17 En het gebeurde mij, als ik te Jeruzalem wedergekeerd was, en in den tempel bad, dat ik in een vertrekking van zinnen was;
18 En dat ik Hem zag, en Hij tot mij zeide: Spoed u, en ga in der haast uit Jeruzalem; want zij zullen uw getuigenis van Mij niet aannemen.
19 En ik zeide: Heere, zij weten, dat ik in de gevangenis wierp, en in de synagogen geselde, die in U geloofden;
20 En toen het bloed van Stefanus, Uw getuige, vergoten werd, dat ik daar ook bij stond, en mede een welbehagen had in zijn dood, en de klederen bewaarde dergenen, die hem doodden.
21 En Hij zeide tot mij: Ga heen; want Ik zal u ver tot de heidenen afzenden.
22 Zij hoorden hem nu tot dit woord toe; en zij verhieven hun stem, zeggende: Weg van de aarde met zulk een, want het is niet behoorlijk, dat hij leve.
23 En als zij riepen, en de klederen van zich smeten, en stof in de lucht wierpen,
24 Zo beval de overste, dat men hem in de legerplaats zou brengen, en zeide, dat men hem met geselen onderzoeken zou, opdat hij verstaan mocht, om wat oorzaak zij alzo over hem riepen.
25 En alzo zij hem met de riemen uitrekten, zeide Paulus tot den hoofdman over honderd, die daar stond: Is het ulieden geoorloofd een Romeinsen mens, en dien onveroordeeld, te geselen?
26 Als nu de hoofdman over honderd dat hoorde, ging hij toe, en boodschapte het den overste, zeggende: Zie, wat gij te doen hebt; want deze mens is een Romein.
27 En de overste kwam toe, en zeide tot hem: Zeg mij, zijt gij een Romein? En hij zeide: Ja.

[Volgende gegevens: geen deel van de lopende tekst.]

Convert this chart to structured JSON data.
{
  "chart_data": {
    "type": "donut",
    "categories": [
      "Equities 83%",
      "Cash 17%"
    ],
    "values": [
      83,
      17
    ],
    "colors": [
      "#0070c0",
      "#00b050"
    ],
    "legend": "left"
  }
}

28 En de overste antwoordde: Ik heb dit burgerrecht voor een grote som gelds verkregen. En Paulus zeide: Maar ik ben ook een burger geboren.
29 Terstond dan lieten zij van hem af, die hem zouden onderzocht hebben. En de overste werd ook bevreesd, toen hij verstond, dat hij een Romein was, en dat hij hem had gebonden.
30 En des anderen daags, willende de zekerheid weten, waarom hij van de Joden beschuldigd werd, maakte hij hem los van de banden, en beval, dat de overpriesters en hun gehele raad zouden komen; en Paulus afgebracht hebbende, stelde hij hem voor hen.